Marlton police also saw an increase in commercial burglaries, including tires stolen from car dealerships, crimes the township never experienced before COVID, according to the chief.
The township had a 36-percent decrease in DWI incidents. In the last 11 years, Marlton had three DWI fatalities; from the mid-’90s to 2000, there were 10 a year.
“We all know how important this is to our community, that we spend so much effort identifying and detecting people that are driving while impaired, but at the same time, still creating preventive measures and educational opportunities to our residents,” Chew said.
The police department had 37 use-of-force incident reports in 2020, and 19 of them resulted from a change in mental health status, according to the report.

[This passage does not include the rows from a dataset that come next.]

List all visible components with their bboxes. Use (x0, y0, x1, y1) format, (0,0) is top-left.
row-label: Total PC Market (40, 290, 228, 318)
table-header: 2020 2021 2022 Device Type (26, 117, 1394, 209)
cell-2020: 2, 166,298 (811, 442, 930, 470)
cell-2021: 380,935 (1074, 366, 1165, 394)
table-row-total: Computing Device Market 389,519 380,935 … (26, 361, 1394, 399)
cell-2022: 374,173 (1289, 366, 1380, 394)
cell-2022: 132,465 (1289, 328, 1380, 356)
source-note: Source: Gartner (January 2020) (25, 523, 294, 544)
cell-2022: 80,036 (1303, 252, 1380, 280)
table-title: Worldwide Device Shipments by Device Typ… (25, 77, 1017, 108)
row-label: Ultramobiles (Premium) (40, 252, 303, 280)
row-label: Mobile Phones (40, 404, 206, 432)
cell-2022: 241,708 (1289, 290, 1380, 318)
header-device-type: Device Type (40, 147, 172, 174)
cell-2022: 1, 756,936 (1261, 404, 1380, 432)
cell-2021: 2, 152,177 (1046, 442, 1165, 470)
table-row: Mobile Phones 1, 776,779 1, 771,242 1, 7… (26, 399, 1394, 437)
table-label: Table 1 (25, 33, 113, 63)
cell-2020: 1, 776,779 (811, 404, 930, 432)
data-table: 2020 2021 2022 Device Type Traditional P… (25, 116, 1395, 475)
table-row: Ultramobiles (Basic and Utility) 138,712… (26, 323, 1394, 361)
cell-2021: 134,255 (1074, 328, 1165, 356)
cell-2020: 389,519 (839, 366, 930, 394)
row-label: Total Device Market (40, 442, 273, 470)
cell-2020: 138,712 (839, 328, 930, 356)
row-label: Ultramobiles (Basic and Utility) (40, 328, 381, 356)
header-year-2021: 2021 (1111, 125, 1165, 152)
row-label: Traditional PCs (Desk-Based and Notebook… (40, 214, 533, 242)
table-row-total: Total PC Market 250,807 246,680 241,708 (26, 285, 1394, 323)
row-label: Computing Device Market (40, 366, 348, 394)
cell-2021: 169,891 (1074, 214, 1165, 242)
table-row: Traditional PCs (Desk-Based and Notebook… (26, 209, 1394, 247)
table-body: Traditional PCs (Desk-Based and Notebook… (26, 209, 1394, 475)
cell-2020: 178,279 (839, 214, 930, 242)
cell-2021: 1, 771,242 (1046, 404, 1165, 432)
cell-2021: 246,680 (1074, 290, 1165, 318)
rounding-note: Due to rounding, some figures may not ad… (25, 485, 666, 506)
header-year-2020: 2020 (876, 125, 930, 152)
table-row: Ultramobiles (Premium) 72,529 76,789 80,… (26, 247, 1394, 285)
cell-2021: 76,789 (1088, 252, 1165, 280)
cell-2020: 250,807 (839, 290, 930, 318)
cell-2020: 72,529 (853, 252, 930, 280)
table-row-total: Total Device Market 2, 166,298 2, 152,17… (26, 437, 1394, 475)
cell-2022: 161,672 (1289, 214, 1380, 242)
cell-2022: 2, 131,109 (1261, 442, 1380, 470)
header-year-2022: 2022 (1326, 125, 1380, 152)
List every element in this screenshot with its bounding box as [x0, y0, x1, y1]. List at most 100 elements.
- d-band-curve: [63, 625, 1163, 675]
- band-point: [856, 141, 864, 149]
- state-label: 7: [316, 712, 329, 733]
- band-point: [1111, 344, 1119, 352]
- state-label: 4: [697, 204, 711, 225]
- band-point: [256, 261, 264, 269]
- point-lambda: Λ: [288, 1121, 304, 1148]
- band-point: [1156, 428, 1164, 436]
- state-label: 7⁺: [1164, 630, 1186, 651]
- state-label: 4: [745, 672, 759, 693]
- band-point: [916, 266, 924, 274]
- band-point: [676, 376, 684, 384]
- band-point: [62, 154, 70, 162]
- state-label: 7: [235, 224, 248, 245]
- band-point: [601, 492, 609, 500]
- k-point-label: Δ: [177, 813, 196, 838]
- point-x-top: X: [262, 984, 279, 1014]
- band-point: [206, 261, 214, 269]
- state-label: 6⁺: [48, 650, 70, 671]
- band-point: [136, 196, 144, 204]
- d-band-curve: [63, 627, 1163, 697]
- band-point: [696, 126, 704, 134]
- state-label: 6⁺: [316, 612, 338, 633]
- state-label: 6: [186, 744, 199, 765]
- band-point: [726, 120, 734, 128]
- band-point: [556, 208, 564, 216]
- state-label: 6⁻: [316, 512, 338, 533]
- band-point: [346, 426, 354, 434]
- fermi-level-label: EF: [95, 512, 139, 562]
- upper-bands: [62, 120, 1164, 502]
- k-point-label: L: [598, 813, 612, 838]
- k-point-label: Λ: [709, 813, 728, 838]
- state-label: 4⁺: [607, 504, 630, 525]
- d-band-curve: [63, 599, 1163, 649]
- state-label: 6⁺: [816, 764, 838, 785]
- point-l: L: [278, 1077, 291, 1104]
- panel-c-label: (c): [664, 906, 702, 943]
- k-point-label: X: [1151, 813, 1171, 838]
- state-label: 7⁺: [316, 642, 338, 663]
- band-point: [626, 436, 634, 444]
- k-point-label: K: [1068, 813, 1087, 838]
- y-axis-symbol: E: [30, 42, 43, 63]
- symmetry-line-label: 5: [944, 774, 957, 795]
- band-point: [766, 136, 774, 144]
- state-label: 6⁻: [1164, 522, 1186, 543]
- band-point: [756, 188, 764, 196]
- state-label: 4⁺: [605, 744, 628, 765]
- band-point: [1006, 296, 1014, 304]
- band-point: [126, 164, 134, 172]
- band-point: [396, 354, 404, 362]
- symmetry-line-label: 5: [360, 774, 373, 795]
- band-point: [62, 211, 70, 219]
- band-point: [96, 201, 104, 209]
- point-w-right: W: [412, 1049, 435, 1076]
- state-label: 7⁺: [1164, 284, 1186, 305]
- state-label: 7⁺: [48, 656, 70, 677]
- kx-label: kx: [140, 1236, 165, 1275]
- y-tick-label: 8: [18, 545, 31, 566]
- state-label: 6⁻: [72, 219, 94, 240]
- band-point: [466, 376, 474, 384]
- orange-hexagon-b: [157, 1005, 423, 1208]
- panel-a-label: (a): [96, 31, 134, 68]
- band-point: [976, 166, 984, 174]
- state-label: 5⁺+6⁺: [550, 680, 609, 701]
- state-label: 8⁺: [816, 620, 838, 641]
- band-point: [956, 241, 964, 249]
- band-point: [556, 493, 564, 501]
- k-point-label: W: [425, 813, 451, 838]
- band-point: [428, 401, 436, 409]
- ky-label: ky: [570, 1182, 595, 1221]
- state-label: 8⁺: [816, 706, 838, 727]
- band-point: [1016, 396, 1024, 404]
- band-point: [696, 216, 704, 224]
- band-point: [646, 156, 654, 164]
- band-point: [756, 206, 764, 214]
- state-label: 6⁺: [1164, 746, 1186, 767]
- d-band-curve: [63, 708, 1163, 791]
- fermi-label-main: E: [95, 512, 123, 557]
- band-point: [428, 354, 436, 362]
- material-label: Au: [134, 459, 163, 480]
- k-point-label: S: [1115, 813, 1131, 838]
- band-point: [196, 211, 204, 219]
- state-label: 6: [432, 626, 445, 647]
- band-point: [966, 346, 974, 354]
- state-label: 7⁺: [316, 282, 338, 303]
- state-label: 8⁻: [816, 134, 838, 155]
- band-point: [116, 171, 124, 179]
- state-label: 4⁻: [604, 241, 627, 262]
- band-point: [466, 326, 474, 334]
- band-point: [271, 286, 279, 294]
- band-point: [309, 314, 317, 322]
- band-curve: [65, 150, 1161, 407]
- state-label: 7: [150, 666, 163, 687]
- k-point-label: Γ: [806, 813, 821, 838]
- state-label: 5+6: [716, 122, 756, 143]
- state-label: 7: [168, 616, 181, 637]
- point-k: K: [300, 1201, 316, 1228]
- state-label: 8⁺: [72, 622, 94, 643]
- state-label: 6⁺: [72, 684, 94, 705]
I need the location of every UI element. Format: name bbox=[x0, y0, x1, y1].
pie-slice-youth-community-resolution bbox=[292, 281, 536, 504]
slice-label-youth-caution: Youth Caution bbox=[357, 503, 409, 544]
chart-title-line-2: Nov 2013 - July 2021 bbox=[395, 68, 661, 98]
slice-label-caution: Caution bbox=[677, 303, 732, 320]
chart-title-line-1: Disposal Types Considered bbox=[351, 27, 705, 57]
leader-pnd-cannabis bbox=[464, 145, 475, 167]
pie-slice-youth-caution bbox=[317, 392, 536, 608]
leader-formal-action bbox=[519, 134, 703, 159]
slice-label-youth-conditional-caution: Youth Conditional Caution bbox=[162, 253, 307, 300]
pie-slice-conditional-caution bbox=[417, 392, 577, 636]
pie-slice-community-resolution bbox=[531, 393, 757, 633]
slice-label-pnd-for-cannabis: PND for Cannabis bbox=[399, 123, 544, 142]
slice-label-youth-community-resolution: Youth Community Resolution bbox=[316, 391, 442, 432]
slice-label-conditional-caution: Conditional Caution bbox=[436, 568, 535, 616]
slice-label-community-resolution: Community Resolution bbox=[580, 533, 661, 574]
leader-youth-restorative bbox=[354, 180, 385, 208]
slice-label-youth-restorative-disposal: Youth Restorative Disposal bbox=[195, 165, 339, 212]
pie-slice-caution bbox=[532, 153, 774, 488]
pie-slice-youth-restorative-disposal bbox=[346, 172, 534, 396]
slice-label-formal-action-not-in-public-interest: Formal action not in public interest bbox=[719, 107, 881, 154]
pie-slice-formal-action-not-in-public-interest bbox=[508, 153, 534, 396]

Mayor Jaclyn Veasy asked if the police have support from mental-health professionals and if the latter would accompany officers in certain situations.
“If somebody calls in the crisis hotline, the county will send a representative out in essence,” the chief responded. “Other times, it’s an emergency situation, such as, ‘My brother is cutting his wrist right now with a razor blade.’ We’ve had a lot of those calls.”
Chew confirmed that police would not wait for a mental-health professional on life-or-death calls. About 30 Marlton officers are trained in Crisis Intervention Team (CIT), a program that teaches first responders how to deal with mental-health situations. The department plans to continue the training until 100 percent of the department is certified.
As for the future, Evesham hopes to recruit more women officers and generate additional programs that involve the community and police.
“One of the biggest things that we talked about in 2020 (that) we didn’t achieve going to 2021 is our volunteers and police-service program,” Chew explained. “This is going to provide support resources for those individuals that are interested in developing commitment with our organization.”
The police department created an initiative called 30 by 30 that aims for a goal of at least 30 percent females in the Marlton department and at least 30 percent more on the department command staff.
Marlton police also had to stay up to date on the CDC’s pandemic guidelines in 2020, as well as those from the state.
“It was a very difficult year for our staff, for our members, for the community, coming up with rules, regulations, policies, procedures, and safety measures on the fly,” Chew reported. “There was no textbook or law enforcement to follow what the best practices were.”